О нем ходили самые странные, самые невероятные слухи: ему приписывали сверхъестественные познания и невероятное чутье, нечто в роде дара ясновидения.
Несмотря на то, что знаменитый растреадор вовсе не гнался ни за каким вознаграждением, все те, кому он имел случай оказать какую-нибудь услугу, спешили, по мере сил и возможности, отблагодарить его, вследствие чего он, совершенно помимо своей воли, стал богатым человеком. Конечно, настолько богатым, насколько это возможно в пампасах для человека честного. Впрочем, даже и во всяком другом месте он мог бы назваться если не богачом, то во всяком случае человеком состоятельным. Но каково бы ни было его состояние, он вполне довольствовался им и чувствовал себя счастливым в своей семье, подле жены и обожаемого им сына Пепе, в кругу нескольких близких друзей, на которых всегда мог рассчитывать в случае нужды. Чего еще желать? — Он обладал железным здоровьем и пользовался ничем не запятнанной репутацией и громкой известностью, которой всякий другой на его месте ужасно бы гордился.
Пепе не было тогда еще и пяти лет; следовательно, он был немного моложе своего названного братишки. Хуан Мигель назвал найденыша Торрибио. Пепе тоже был курчавый, только не белокурый, а смуглый и черноволосый. Оба мальчугана с доверчивостью, свойственной этому возрасту, быстро сдружились и сроднились, как если бы были на самом деле родные братья.
Отсутствие растреадора продолжалось на этот раз долее, чем он сам предполагал; он вернулся в ранчо лишь по прошествии трех недель и казался грустным, озабоченным. Крепко расцеловал обоих мальчуганов, бросившихся к нему с громким радостным криком: «Tatita! Queriedo tatita!12» — как только они завидели его еще издалека. Поздоровавшись с детьми, Хуан Мигель сделал знак жене, чтобы она следовала за ним в другую комнату, где они заперлись и долго о чем-то беседовали.
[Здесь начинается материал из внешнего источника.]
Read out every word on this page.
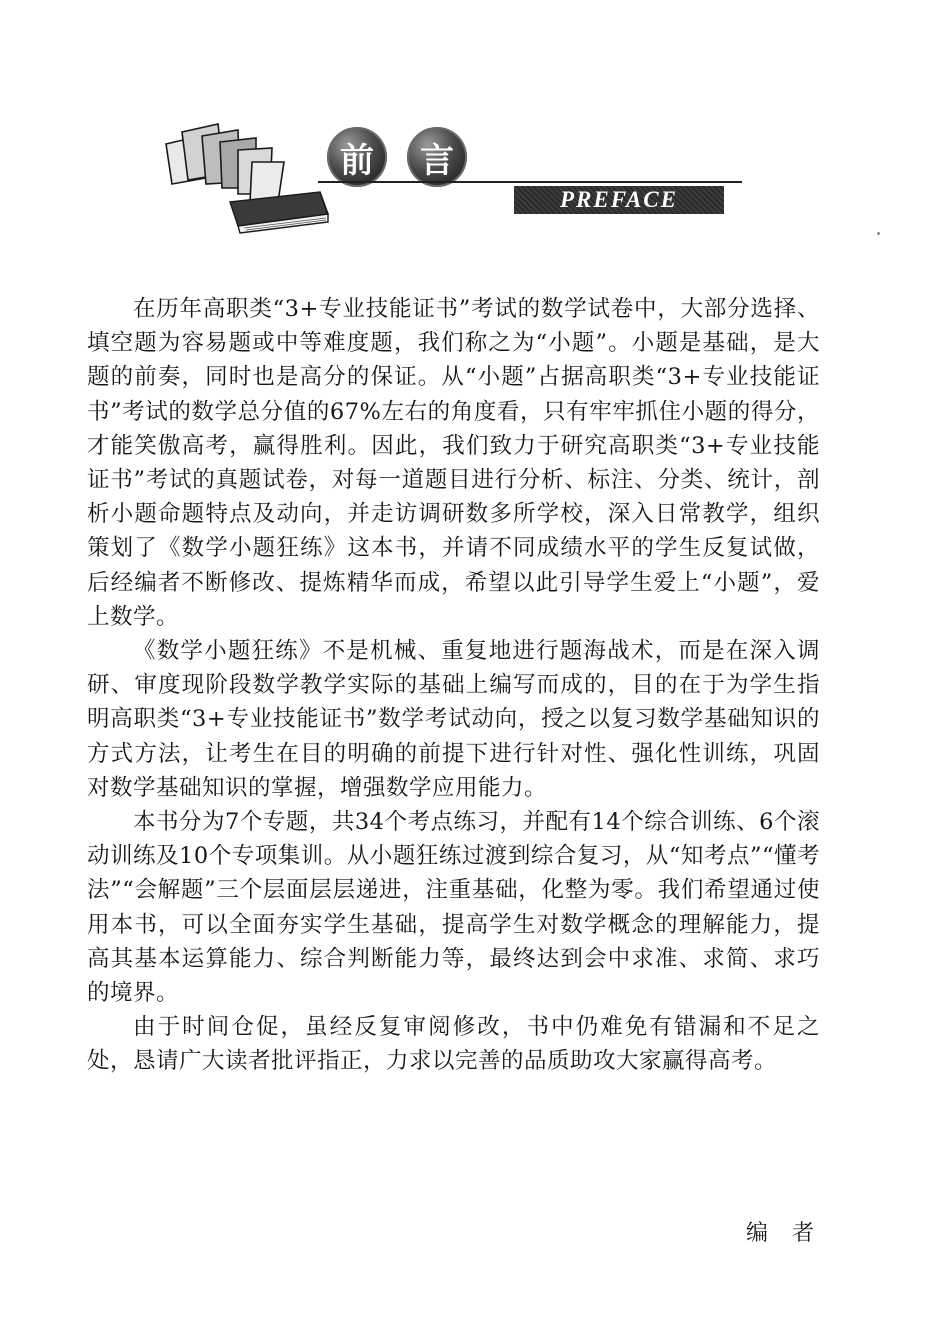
前	言
PREFACE

在历年高职类“3+专业技能证书”考试的数学试卷中，大部分选择、填空题为容易题或中等难度题，我们称之为“小题”。小题是基础，是大题的前奏，同时也是高分的保证。从“小题”占据高职类“3+专业技能证书”考试的数学总分值的67%左右的角度看，只有牢牢抓住小题的得分，才能笑傲高考，赢得胜利。因此，我们致力于研究高职类“3+专业技能证书”考试的真题试卷，对每一道题目进行分析、标注、分类、统计，剖析小题命题特点及动向，并走访调研数多所学校，深入日常教学，组织策划了《数学小题狂练》这本书，并请不同成绩水平的学生反复试做，后经编者不断修改、提炼精华而成，希望以此引导学生爱上“小题”，爱上数学。

《数学小题狂练》不是机械、重复地进行题海战术，而是在深入调研、审度现阶段数学教学实际的基础上编写而成的，目的在于为学生指明高职类“3+专业技能证书”数学考试动向，授之以复习数学基础知识的方式方法，让考生在目的明确的前提下进行针对性、强化性训练，巩固对数学基础知识的掌握，增强数学应用能力。

本书分为7个专题，共34个考点练习，并配有14个综合训练、6个滚动训练及10个专项集训。从小题狂练过渡到综合复习，从“知考点”“懂考法”“会解题”三个层面层层递进，注重基础，化整为零。我们希望通过使用本书，可以全面夯实学生基础，提高学生对数学概念的理解能力，提高其基本运算能力、综合判断能力等，最终达到会中求准、求简、求巧的境界。

由于时间仓促，虽经反复审阅修改，书中仍难免有错漏和不足之处，恳请广大读者批评指正，力求以完善的品质助攻大家赢得高考。

编者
Что именно было предметом их беседы, никто не знал, но несомненно, что говорили о чем-то невеселом, потому что донья Хуанита казалась после того расстроенной и опечаленной, да и сам растреадор был не такой, как всегда.
— Вон, посмотри, — сказал он, указывая жене на весело игравших детей: они возились, поминутно прерывая свои речи громким смехом, — разве они не счастливы?
— Теперь, конечно, да, дай только Бог, чтобы они всегда были так счастливы! — со вздохом сказала Хуанита.
— Да что! Никто как Бог, люди кидают своих детей, — продолжал гаучо, — но Господь хранит их: Он никогда не забывает своих созданий и всегда печется о них!
Шло время; год за годом детишки подрастали. Хуан Мигель давно уже перестал видеть в Торрибио приемыша, а Хуанита и с самого начала не делала между детьми никакой разницы. Торрибио минуло уже семнадцать, а Пепе — шестнадцать лет; как тот, так и другой прекрасно выросли и развились на славу на свежем, чистом воздухе благоухающей пампы. Это были крупные, рослые, сильные, здоровые юноши, с той лишь разницей, что Торрибио был более изящного сложения и отличался особенной изысканностью манер. Пепе с виду казался сильнее; сложение у него было более грубое, лицо не столь нежное и манеры немного угловатые. Во всем остальном оба они были добросердечные, прямодушные, честные и любящие юноши. Оба стали отменными солдатами и всем известными гаучо, ловкими удальцами во всех телесных упражнениях. Никто, как они, не мог так быстро укротить самого ретивого коня так ловко закинуть лассо и bolas13, а также так искусно владеть всяким оружием, шпагой, саблей, охотничьим ножом, ружьем и пистолетом, как эти выросшие на воле юноши. Ловкость их во всем этом была поистине необычайна; что же касается Торрибио, то он положительно не имел соперников.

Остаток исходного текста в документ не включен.